İstemememe rağmen hayır diyemedim. Sonra evden biraz uzaklaşmanın iyi olacağını düşünerek kendimi avuttum. Gâvur İsmail de hiçbir şey demedi. Meğer gün doğmuş ona da. Neyse yattım hastaneye. Yatmaz olaydım. Adım deliye çıkmadı mı? Kız duydunuz mu, Hatice delirmiş de hastanelere düşmüş. İsmail’in avradı var ya, kadın kafayı oynatmış… Ha kıçımın kenarları, siz deli görmemişsiniz.   

Yirmi gün yattım hastanede. Sadece bir kez geldi İsmail ve somurtup gitti. Oda arkadaşım benim gibi depresyondan yatan bir genç kadındı. Ancak beş gün sonra, hastane bahçesinin kuytu bir köşesinde, akşam bir hastabakıcı ile şey yaparken yakalandı. Meğer kız orospuymuş da hastaneyi randevu evi gibi kullanıyormuş. Onu taburcu ettikten sonra yanıma, elleri pancar gibi kızarmış temizlik hastası bir kadını verdiler. İyi anlaştık kadınla. Şizofren bir oğlu varmış; oğlan kendini insan etinden sucuk yapan bir tesisin sahibi olduğunu sanıyormuş. Allah başa vermesin… 
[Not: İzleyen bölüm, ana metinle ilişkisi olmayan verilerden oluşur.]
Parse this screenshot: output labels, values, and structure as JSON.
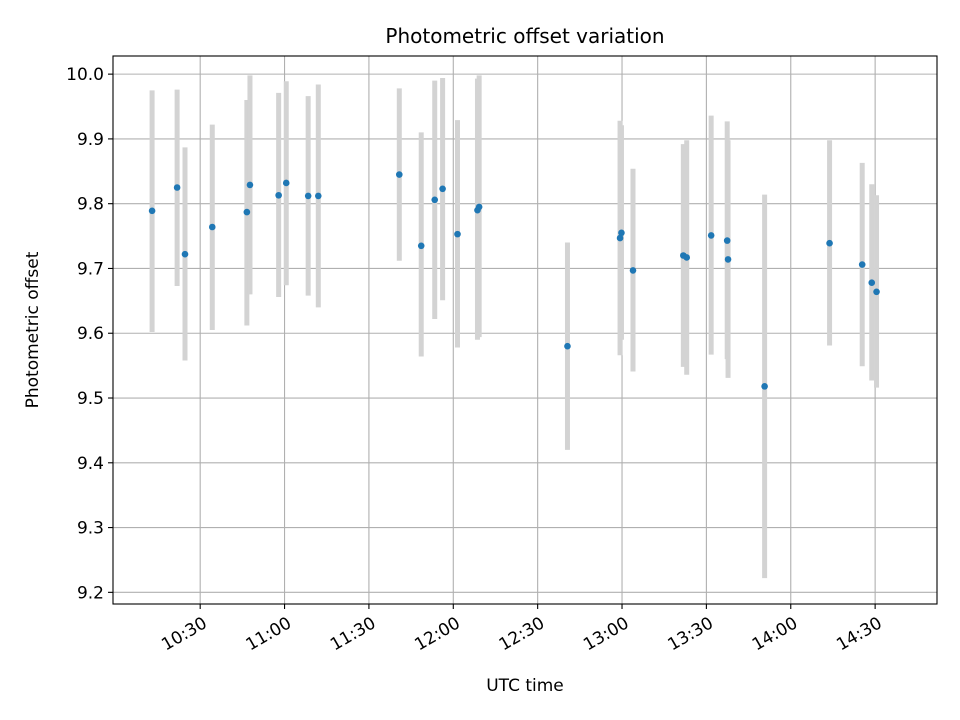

Yirmi gün boyunca hocasından talebesine gelen giden eksik olmadı. Sordular da sordular. Yok beslenmen nasıl, iyi uyuyor musun, eşin ne iş yapıyor, ne kadar kazanıyor, çocuğun var mı, nerede oturuyorsunuz, ev sizin mi, yatak hayatınız nasıl… Neredeyse her sabah, kirli formalı bir hastabakıcı “Vizit var vizit!” diyerekten refakatçileri kışkışlar gibi dışarı çıkardı. Sonra sürü halinde beyaz önlüklü doktorlar girdi içeri. Sürünün başı deve dudaklı doktor, yatışımın on birinci günü odamızdan çıktıktan sonra ellerinde not defterleri, ağzı açık kendisini dinleyen genç doktorlara benim hakkımda bazı şeyler söyledi. Duydum çoğunu: 

“Hatice’nin hayatını bir sinema filmine benzetebiliriz. Ancak başrolü hep başkası oynamış. Yani bu filmin aktristi olmak yerine izleyicisi kalmış Hatice. Sadece seyretmiş. Sonunda sıkışıp kalmış ve ne istediğini bilemez hale gelmiş. Önemli olan kendisi değil hep başkası olmuş…”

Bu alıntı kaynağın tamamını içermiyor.